We arrived at the lovely Varlet Farm under bright sunshine. I’d first heard of this B&B from an American gentleman who hosted a website for First World War enthusiasts. He said if I’m going all the way to Belgium and have any interest at all in this era, I should be sure to stay with Charlotte at her Bed and Breakfast.
Varlet Farm has been in Charlotte’s husband’s family for generations. It’s located near what was once the front line and, partly because of that location and partly because of an author Charlotte met years ago who spurred her interest in knowing more about her own farm’s history, she has acquired wonderful knowledge about what happened in the area. She also has a library of books from and about the period, for use by her guests.
Over the years Charlotte’s husband, who still farms the land, has uncovered all sorts of things left from the fierce fighting on the Ypres Salient: half decayed guns, shells, undetonated grenades, helmets, barbed wire spikes, and more. She has many of the items on display in an outbuilding on the property.
These are duckboards that once lined the bottom of the trenches in the hope of offering a buffer between the soldiers and the mud. The tall, twisted wire to the left are barbed wire spikes that held up the barbed wire, the first line of defense that was set up in front of the trenches. Rather than pounding the spikes into the ground, which the enemy would have heard, they were designed to twist into the ground.
This is just a small sample of the shell casings Charlotte’s husband has uncovered on their farmland. Sometimes they still find undetonated grenades, and there is an agency in place today who’s job is to travel the countryside taking care of such dangerous leftovers.
I didn’t ask Charlotte if she’d uncovered any bodies but after learning that’s rather common I took it for granted. She did tell me when human remains are found they do all they can to identify them—from dog tags that might be found with them, parts of a uniform, or knowledge of which regiments fought in that area, etc. It was British tradition to bury soldiers where they fell, and this was near the British HQ in Ypres. Some time after the war, authorities decided to consolidate the innumerable gravesites.
If the graves of less than twenty soldiers were found together, they were moved to a larger “collection” where a war cemetery would be established. If there were more than twenty already buried in one spot, then a war cemetery would remain. As you drive along the country roads of what was once the front line, you’ll spot memorials of all kinds large and small. The number of graves is sobering to say the least, since the estimate of losses for this war alone is somewhere between 10 and 12 million men.
You’ll see British cemeteries, Canadian ones, French and even a couple American ones (the one just above is an American memorial). The French graves have simple stone crosses, the British and American a white, rounded headstone sometimes with the name of the fallen, other times simply: Soldier of the Great War, Known Unto God.

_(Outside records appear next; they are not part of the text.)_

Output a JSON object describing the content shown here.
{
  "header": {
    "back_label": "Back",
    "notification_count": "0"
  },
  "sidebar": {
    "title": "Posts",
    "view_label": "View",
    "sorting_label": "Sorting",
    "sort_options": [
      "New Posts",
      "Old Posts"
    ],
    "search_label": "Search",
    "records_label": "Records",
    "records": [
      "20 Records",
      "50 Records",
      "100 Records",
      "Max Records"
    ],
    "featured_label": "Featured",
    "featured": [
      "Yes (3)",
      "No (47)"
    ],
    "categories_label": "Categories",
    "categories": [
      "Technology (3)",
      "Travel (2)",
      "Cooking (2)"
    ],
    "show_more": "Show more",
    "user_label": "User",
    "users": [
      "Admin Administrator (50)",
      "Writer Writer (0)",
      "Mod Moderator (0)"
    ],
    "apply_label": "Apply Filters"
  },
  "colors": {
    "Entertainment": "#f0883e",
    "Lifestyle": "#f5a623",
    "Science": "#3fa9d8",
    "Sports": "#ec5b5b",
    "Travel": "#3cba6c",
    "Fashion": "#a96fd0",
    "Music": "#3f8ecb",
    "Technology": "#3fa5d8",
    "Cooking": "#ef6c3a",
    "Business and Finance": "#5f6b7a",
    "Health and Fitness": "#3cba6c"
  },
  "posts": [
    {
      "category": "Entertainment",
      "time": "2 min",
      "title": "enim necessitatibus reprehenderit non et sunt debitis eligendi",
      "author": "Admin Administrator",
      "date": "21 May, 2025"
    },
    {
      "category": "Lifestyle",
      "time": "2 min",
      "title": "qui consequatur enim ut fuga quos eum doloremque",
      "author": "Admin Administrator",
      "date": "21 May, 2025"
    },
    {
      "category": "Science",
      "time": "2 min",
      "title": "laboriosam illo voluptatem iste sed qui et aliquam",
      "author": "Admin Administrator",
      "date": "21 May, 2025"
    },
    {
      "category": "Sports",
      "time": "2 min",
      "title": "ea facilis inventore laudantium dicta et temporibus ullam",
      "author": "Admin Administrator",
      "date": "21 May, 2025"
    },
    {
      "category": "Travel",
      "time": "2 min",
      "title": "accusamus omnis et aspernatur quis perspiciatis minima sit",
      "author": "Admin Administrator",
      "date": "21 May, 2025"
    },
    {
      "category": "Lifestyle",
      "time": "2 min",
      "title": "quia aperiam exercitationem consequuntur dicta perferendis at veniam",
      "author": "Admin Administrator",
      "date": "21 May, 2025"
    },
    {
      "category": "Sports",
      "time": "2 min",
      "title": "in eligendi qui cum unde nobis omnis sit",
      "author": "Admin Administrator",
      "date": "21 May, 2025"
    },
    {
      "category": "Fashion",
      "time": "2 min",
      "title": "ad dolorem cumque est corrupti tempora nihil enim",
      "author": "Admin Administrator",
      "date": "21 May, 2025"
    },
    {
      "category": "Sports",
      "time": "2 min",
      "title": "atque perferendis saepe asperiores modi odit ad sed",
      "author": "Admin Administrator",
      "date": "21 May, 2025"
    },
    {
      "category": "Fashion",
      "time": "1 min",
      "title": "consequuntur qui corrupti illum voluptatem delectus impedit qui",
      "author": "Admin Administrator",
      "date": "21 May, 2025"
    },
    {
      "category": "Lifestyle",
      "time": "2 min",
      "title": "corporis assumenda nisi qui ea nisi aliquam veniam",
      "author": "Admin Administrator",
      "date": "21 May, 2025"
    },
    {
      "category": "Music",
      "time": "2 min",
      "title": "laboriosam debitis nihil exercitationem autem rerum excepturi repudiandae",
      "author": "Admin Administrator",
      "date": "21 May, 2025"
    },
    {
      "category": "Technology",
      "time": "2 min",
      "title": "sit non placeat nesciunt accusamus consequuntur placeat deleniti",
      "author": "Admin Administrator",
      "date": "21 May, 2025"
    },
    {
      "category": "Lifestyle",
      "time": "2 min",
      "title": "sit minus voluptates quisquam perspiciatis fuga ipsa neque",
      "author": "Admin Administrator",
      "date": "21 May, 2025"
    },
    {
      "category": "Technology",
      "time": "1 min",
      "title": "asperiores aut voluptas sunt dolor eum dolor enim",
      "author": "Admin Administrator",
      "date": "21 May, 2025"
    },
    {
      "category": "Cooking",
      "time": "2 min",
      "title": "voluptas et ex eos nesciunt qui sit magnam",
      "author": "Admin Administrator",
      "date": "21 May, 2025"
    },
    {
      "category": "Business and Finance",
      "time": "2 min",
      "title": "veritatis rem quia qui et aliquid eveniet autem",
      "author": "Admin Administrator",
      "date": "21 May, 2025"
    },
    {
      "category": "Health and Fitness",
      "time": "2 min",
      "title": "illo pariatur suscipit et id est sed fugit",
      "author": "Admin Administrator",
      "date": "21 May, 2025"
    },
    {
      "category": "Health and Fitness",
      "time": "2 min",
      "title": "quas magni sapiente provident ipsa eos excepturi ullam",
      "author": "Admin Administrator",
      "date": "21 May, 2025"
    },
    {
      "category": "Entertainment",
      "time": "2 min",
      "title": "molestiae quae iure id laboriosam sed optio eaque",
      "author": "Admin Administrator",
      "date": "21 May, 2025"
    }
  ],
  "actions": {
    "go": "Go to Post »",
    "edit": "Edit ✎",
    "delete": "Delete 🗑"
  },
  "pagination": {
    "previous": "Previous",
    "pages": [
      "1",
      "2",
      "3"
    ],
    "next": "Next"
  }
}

The German cemetery we visited was edged by a bunker that had been in use along the front, and several cement blocks that were also used in German trenches. The gravestones for German soldiers, at least in Belgium, are flat headstones, even with the ground. And although it was as well kept as every other cemetery we visited, it lacked the profusion of flowers found at Allied cemeteries. There were clusters of three stone crosses here and there, and a dark statue solemnly representing the silhouettes of soldiers overlooking their fallen comrades.
We were told many of the Germans who lost their lives in France were buried in communal graves.
The sheer number of graves, coupled with the many memorial walls carved with the names of those whose remains were never found made for a very somber realization of the great loss of life. As I walked some of the pathways I recalled the military parade we’d witnessed for Belgium’s 100th anniversary, and it made me realize that the dead buried all across the front line from the North Sea to Switzerland were just like those healthy young soldiers who marched down Rue de la Loi in Brussels. So sad to have seen what these soldiers would have looked like in the prime of their lives, only to be shot down in such great numbers across Belgium and France.